So, the ladies at the Woman’s Institute Library of Dressmaking #WILD next walk us through making a simulated buttonhole, also called a blind buttonhole, also called a fake buttonhole. Truly, it’s just a line of decorative stitching laid out to make it look like buttons could be there.
Mary Brooks Pickens points out the advantages of the fake buttonhole are that you don’t need interlining, and it can be worked very quickly, given that you don’t need to check the buttonhole for fit.
First thing you do, after marking placement and cutting your thread, is lay down a strand of thread to either side of the buttonhole. This doubles as a stitch line to measure your stitches against and doubles as a stay stitch for the buttonhole itself.
Notice the first stitch was about 1/4” away from where the buttonhole will be and enters the piece from the TOP of the fabric. Don’t worry, this will be cut away later, but for now, this ensures the stay stitches will STAY as you work the rest of the decorative stitch.
Once you have those strands down, the buttonhole itself can be worked in any decorative stitch you like. This being my first one, I opted to keep it simple and utilized the same buttonhole stitch I used for making the tailored buttonhole.
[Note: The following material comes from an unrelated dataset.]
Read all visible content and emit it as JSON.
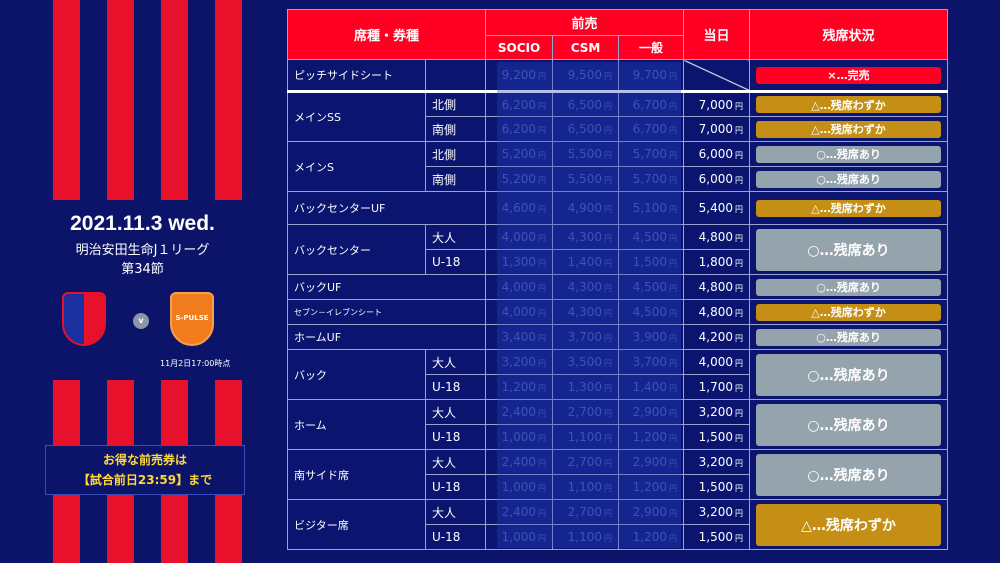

Two birds with one stone: Got to practice the buttonhole stitch AND learn a new use for it.
Now, halfway through I decided to just NOT turn the fabric to see which way I liked the stitches to lay, with the looped end in toward the center or out to the edge of the buttonhole. Turns out, it doesn’t really matter, as long as you are CONSISTENT with the direction. As I was not consistent, I have again created a very ugly buttonhole (fake).
To wrap it up, simply push your needle through to the back of the buttonhole, then push the needle under the existing stitches. One single knot, then cut away the start stitch and your threaded needle.
And voila! One very ugly FAKE buttonhole.